Cannot measure CPU usage on MNIST example

I am trying to measure CPU usage on MNIST example on PyTorch 0.4.0 by following commands, but it failed.
How to avoid this issue?

$ python -m torch.utils.bottleneck main.py --no-cuda

===
Traceback (most recent call last):
File “/opt/conda/lib/python3.6/site-packages/torch/utils/bottleneck/main.py”, line 149, in run_prof
exec(code, globs, None)
File “main.py”, line 110, in
main()
File “main.py”, line 105, in main
train(args, model, device, train_loader, optimizer, epoch)
File “main.py”, line 29, in train
for batch_idx, (data, target) in enumerate(train_loader):
File “/opt/conda/lib/python3.6/site-packages/torch/utils/data/dataloader.py”, line 264, in next
batch = self.collate_fn([self.dataset[i] for i in indices])
File “/opt/conda/lib/python3.6/site-packages/torch/utils/data/dataloader.py”, line 264, in
batch = self.collate_fn([self.dataset[i] for i in indices])
File “/opt/conda/lib/python3.6/site-packages/torchvision/datasets/mnist.py”, line 77, in getitem
img = self.transform(img)
File “/opt/conda/lib/python3.6/site-packages/torchvision/transforms/transforms.py”, line 49, in call
img = t(img)
File “/opt/conda/lib/python3.6/site-packages/torchvision/transforms/transforms.py”, line 143, in call
return F.normalize(tensor, self.mean, self.std)
File “/opt/conda/lib/python3.6/site-packages/torchvision/transforms/functional.py”, line 167, in normalize
for t, m, s in zip(tensor, mean, std):
File “/opt/conda/lib/python3.6/site-packages/torch/tensor.py”, line 361, in
return iter(imap(lambda i: self[i], range(self.size(0))))
RuntimeError: /pytorch/torch/csrc/autograd/profiler.h:53: out of memory

During handling of the above exception, another exception occurred:

Traceback (most recent call last):
File “/opt/conda/lib/python3.6/runpy.py”, line 193, in _run_module_as_main
main”, mod_spec)
File “/opt/conda/lib/python3.6/runpy.py”, line 85, in _run_code
exec(code, run_globals)
File “/opt/conda/lib/python3.6/site-packages/torch/utils/bottleneck/main.py”, line 280, in
main()
File “/opt/conda/lib/python3.6/site-packages/torch/utils/bottleneck/main.py”, line 261, in main
autograd_prof_cpu, autograd_prof_cuda = run_autograd_prof(code, globs)
File “/opt/conda/lib/python3.6/site-packages/torch/utils/bottleneck/main.py”, line 155, in run_autograd_prof
result.append(run_prof(use_cuda=True))
File “/opt/conda/lib/python3.6/site-packages/torch/utils/bottleneck/main.py”, line 149, in run_prof
exec(code, globs, None)
File “/opt/conda/lib/python3.6/site-packages/torch/autograd/profiler.py”, line 191, in exit
records = torch.autograd._disable_profiler()
RuntimeError: /pytorch/torch/csrc/autograd/profiler.h:53: out of memory

References
mnist example
https://github.com/pytorch/examples/blob/master/mnist/main.py
bottleneck
https://pytorch.org/docs/stable/bottleneck.html

I think this problem is related to your other thread.

Thank you for commenting.
In this case, the GPU check works fine. But it failed in the MNIST learning step.
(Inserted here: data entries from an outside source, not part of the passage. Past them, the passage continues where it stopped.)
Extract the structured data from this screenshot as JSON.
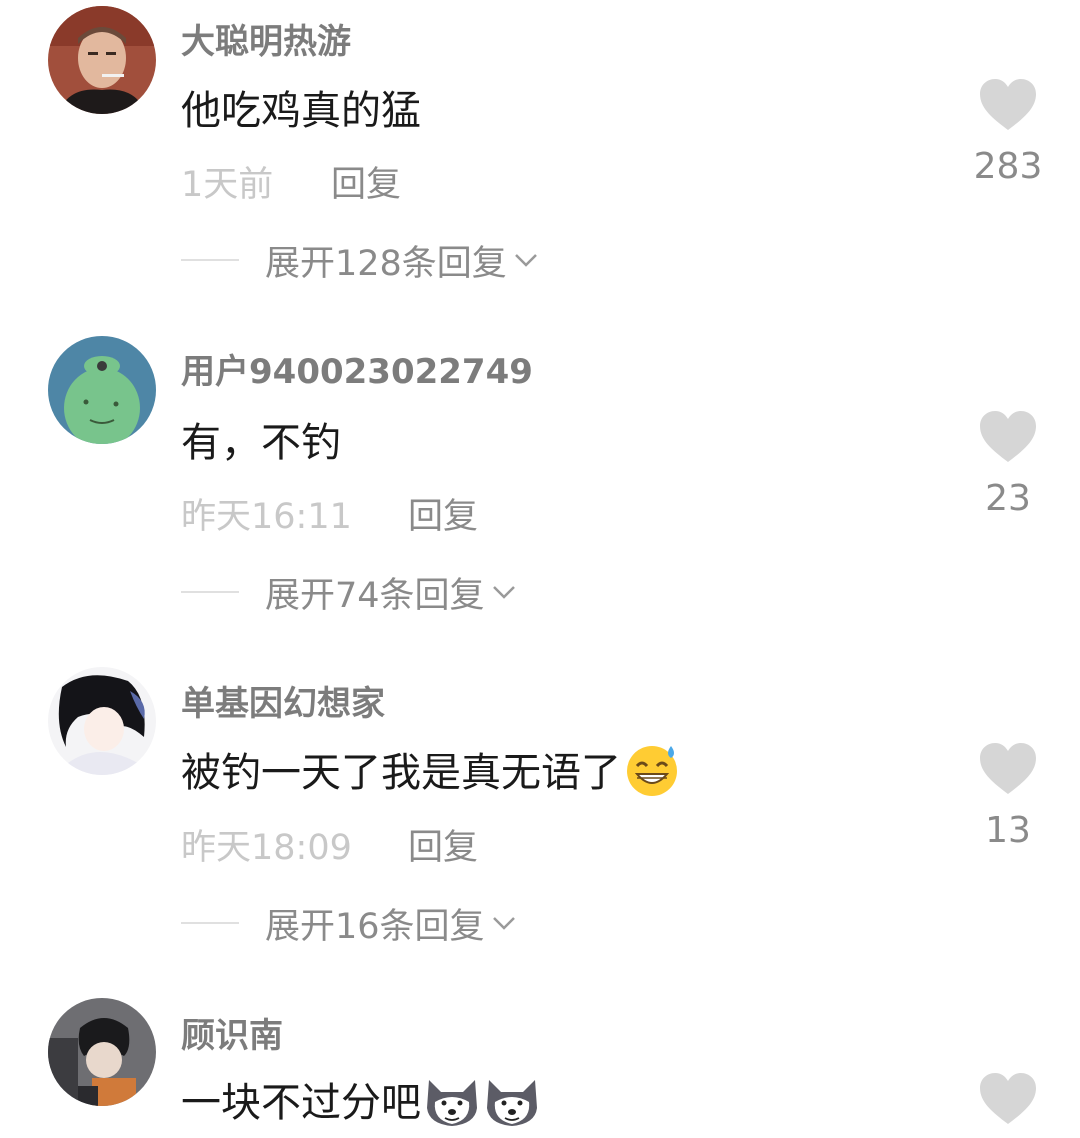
{
  "comments": [
    {
      "username": "大聪明热游",
      "text": "他吃鸡真的猛",
      "time": "1天前",
      "reply_label": "回复",
      "likes": "283",
      "expand_label": "展开128条回复",
      "avatar": "man-smoking-avatar"
    },
    {
      "username": "用户940023022749",
      "text": "有，不钓",
      "time": "昨天16:11",
      "reply_label": "回复",
      "likes": "23",
      "expand_label": "展开74条回复",
      "avatar": "green-frog-avatar"
    },
    {
      "username": "单基因幻想家",
      "text": "被钓一天了我是真无语了",
      "emoji": "grinning-sweat-emoji",
      "time": "昨天18:09",
      "reply_label": "回复",
      "likes": "13",
      "expand_label": "展开16条回复",
      "avatar": "anime-girl-avatar"
    },
    {
      "username": "顾识南",
      "text": "一块不过分吧",
      "emoji": "doge-emoji",
      "avatar": "anime-boy-avatar"
    }
  ],
  "colors": {
    "username": "#7c7c7c",
    "content": "#1a1a1a",
    "time": "#c8c8c8",
    "secondary": "#8a8a8a",
    "heart": "#d6d6d6"
  }
}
It seems your GPU is still out of memory.
Could you check its memory usage with nvidia-smi?

I check nvidia-smi output during MNIST training but up to 25% (not fully allocated).
And I found following things,
1)MNIST learning with 2epochs works fine under bottleneck profiler.
2)MNIST learning with 3epochs does outputs following error under bottleneck profiler.
(I execute it two times, the trace of out of memory is same.)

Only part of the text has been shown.